What can you say to such a question? For a moment I was struck dumb, unable to think of an appropriate answer. Then the automatic reflexes kicked in and I blurted out, “Of course I can see you. Why shouldn’t I?”

She ignored the question and stared at me. “Shit, he got you good, didn’t he? How’d he make that mess of your face?”

“Shotgun, I think. To be honest, I don’t remember. Whole thing’s a blank. But who’s he? Are you saying you know who did this?”

She shook her head. “Nah. But it’s always a guy, isn’t it? Women don’t usually blow half your head off.”

I couldn’t argue with that one. But who the hell was she? Mousy young photographers don’t often have beautiful girlfriends hidden away in their apartments. And she was beautiful, late twenties with raven hair curling around her shoulders, a flawless complexion and, from what I could see under her sweater and jeans, a statuesque figure supporting her gorgeous head.

“You don’t find me repellent?” I asked. “Even I think it’s a bit on the disgusting side.”

She said nothing. Just reached up to the neckline of her sweater and pulled it down so I could see her neck. The telltale ligature wounds told me everything I needed to know.

“You’re dead too? Who strangled you?”

She shrugged. “I don’t know. Can’t remember, just like you. Maybe it’s part of the deal. What’s your name?”

“Dean Callaghan D.I. At least, I was a Detective Inspector. Guess I’m not anymore. And who are you?”

“Call me Sophie Bergoni. Or the late Sophie, if you prefer.”

There was something familiar about the name. “Bergoni” especially rang a distant bell in my brain. And then I remembered. Sophie Bergoni was suspected to be a victim of the serial killer I was hunting when alive. She’d disappeared about six months ago in similar circumstances to the seven others. Her body hadn’t been found.

I sat down in a chair opposite the couch. It seemed I’d found Sophie’s body at last. Plus the person inside it. A pity this was all a bit too late to do any good. But she needed to know. I told her what I knew about her case and she listened, apparently without emotion.

“It all seems so far away now,” she said as I finished. “But it makes me think you can help me with a little project of mine. Have a look at this.”

She stood and walked towards the entrance way. I followed her as she turned away from the front door and stopped at a closed door at the other end of the short passage.

“It’s locked,” she explained. “I’ve been trying to get it open but I can only move small things. It seems I’m fading away as time passes.” She passed her hand through the doorknob to demonstrate her problem.

I pinched myself as reassurance that I was still solid enough to tackle the door. The pain seemed to indicate that my physical presence was much the same as in life. Indicating that she should make room, I sized up the distance to the door and let fly with a powerful kick just to the side of the handle. There was a sound of tearing wood and the door flew open.

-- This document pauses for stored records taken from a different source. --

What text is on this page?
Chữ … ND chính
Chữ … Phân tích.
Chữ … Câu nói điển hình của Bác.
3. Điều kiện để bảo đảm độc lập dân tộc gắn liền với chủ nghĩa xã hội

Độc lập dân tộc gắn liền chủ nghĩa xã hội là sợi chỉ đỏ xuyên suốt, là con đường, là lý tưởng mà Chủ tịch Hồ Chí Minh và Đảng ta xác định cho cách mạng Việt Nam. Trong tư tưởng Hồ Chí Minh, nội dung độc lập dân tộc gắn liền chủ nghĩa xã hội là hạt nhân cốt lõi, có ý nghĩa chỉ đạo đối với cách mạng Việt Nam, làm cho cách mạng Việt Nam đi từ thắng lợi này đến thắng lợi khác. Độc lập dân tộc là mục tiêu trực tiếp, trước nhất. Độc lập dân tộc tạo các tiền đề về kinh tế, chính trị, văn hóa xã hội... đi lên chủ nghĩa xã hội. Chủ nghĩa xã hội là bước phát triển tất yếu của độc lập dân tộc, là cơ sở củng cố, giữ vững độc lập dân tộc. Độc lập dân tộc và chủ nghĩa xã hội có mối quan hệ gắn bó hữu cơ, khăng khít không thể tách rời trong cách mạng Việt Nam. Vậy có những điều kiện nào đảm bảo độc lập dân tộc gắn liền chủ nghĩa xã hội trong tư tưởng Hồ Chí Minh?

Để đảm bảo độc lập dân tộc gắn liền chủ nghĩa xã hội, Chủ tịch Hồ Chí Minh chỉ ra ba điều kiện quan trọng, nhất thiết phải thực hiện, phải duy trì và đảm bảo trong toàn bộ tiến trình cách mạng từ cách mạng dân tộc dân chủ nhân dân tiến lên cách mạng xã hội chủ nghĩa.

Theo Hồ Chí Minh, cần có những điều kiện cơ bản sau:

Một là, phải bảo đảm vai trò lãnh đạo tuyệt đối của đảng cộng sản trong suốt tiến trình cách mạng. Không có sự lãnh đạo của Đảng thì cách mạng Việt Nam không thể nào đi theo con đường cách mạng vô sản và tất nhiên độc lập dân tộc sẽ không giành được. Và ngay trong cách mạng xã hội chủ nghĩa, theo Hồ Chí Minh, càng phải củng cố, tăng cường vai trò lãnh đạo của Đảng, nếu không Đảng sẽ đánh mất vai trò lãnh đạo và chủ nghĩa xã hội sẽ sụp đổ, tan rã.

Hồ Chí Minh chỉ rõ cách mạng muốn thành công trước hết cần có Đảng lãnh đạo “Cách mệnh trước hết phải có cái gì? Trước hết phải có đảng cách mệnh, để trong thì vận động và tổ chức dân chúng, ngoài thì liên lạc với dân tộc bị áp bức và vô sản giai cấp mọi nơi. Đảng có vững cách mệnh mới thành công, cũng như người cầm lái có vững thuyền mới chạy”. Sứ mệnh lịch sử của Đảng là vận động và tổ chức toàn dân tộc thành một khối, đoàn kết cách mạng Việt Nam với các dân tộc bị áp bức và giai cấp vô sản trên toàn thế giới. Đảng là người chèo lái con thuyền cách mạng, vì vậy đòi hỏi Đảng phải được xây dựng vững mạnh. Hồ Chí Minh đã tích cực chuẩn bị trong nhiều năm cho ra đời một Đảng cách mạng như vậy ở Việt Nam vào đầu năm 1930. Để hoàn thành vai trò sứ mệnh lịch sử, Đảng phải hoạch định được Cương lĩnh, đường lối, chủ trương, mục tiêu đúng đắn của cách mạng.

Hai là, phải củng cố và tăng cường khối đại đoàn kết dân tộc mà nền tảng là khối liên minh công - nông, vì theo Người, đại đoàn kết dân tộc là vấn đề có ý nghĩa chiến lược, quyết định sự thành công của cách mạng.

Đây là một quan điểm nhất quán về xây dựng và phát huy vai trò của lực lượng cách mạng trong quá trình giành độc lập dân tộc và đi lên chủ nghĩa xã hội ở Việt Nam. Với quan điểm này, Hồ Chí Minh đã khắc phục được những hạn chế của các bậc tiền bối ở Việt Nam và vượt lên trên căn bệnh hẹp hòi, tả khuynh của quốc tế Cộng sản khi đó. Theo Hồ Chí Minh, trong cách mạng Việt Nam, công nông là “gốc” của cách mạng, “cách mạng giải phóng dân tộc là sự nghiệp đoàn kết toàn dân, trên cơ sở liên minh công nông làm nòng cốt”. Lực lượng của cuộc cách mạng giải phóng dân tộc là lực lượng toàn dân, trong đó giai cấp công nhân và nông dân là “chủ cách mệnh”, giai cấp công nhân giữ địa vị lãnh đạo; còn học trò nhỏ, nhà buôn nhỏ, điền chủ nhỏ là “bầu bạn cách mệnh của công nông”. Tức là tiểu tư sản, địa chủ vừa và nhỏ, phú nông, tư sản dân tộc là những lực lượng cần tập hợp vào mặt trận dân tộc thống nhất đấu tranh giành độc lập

We approached and looked into the room. It was dark but I reached to the side, found a light switch and flicked it on. Light flooded the small space in front of us. At the far side, a bench was pushed against the wall. It was piled with paper and photographic equipment.

But it was the walls themselves that drew our attention. There were photographs taped to every upright surface. Terrible photographs of beautiful faces marred by expressions of agony. Dead faces that held forever the awful moment of their last living seconds. And each of them had ligature wounds to the neck.

I recognised some of the faces. Victims of the strangler that had terrorised the city for two years. Some were unknown to me, presumably those yet to be discovered. And there in the midst of the mayhem, the beautiful features of Sophie Bergoni.

It seemed that Snapper was much more than just a photographer.


Word Count: 1998
Screams! Contest - Prompt: "I'm a photographer. I take pictures of dead people."